VA Secretary Eric Shinseki requested collaboration from all 50 states to improve timeliness and accuracy of suicide reporting, key to improving suicide prevention. At the time the VA released its last suicide report, at least 11 states had not made a decision on data collaboration.
Combat stress is just one reason why veterans attempt suicide. Military sexual assaults are another. Psychologist Craig Bryan says his research is finding that military victims of violent assault or rape are six times more likely to attempt suicide than military non-victims.

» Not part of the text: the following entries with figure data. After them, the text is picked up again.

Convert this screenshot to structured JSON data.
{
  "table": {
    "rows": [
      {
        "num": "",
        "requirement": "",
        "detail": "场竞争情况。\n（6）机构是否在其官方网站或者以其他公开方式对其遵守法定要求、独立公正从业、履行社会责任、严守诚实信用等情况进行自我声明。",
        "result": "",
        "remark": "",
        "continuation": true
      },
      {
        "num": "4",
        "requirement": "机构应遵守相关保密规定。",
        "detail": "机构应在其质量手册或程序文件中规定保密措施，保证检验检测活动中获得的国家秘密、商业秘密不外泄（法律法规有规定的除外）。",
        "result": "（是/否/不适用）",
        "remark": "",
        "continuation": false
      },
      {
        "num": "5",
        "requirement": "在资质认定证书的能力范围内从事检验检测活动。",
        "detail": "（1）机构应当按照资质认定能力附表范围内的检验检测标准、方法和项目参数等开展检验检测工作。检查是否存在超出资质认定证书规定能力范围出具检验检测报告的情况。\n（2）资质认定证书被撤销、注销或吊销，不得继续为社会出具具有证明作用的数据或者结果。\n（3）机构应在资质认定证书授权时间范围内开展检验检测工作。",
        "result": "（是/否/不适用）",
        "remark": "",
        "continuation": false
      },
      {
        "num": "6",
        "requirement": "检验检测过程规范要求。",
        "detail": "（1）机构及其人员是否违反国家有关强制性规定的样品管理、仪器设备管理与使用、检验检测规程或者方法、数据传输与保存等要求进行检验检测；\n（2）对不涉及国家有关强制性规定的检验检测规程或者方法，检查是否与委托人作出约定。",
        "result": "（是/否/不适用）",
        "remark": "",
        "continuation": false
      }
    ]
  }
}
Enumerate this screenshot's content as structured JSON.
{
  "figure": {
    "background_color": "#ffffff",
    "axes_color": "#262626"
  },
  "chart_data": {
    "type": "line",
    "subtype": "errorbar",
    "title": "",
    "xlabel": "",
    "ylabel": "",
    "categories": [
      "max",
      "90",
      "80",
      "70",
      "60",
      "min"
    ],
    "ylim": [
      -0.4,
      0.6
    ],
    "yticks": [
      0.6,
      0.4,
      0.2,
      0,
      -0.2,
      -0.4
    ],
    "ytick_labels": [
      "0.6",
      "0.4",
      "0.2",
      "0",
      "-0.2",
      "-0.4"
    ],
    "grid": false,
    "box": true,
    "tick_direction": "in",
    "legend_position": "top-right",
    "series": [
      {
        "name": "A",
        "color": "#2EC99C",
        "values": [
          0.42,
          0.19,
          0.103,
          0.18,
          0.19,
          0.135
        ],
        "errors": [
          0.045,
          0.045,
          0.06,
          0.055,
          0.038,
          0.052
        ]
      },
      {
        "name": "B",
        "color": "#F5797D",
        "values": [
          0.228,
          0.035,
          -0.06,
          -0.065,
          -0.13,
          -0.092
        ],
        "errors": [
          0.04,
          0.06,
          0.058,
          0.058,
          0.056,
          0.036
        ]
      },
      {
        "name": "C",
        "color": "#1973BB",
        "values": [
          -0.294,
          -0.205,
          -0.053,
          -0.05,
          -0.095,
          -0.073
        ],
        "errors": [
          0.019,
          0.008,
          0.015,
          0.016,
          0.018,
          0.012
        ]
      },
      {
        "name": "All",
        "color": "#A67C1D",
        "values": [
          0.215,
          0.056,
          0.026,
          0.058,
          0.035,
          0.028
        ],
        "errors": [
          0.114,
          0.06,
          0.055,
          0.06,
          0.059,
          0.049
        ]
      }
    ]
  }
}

More than 69% of all veteran suicides were among those 50 and older. Mental-health professionals said one reason could be that these men give up on life after their children are out of the house or a longtime marriage falls apart. They are also likely to be Vietnam veterans, who returned from war to a hostile public and an unresponsive VA. Combat stress was chalked up to being crazy, and many Vietnam veterans lived with ghosts in their heads without seeking help.
Even though more older veterans are committing suicide, it’s difficult to predict what the toll of America’s newest wars will be. A survey by the Iraq and Afghanistan Veterans of America showed that 30% of service members have considered taking their own life, and 45% said they know an Iraq or Afghanistan veteran who has attempted suicide.
“There’s probably a tidal wave of suicides coming,” says Brian Kinsella, an Iraq war veteran who started Stop Soldier Suicide, a nonprofit group that works to raise awareness of suicide. Between October 2006 and June 2013, the Veterans Crisis Line received more than 890,000 calls. That number does not include chats and texts.
President Barack Obama says there is a need to “end this epidemic of suicide among our veterans and troops.” In August 2012, he signed an executive order calling for stronger suicide prevention efforts. A year later, he announced $107 million in new funding for better mental health treatment for veterans with post-traumatic stress and traumatic brain injury, signature injuries of the wars in Afghanistan and Iraq.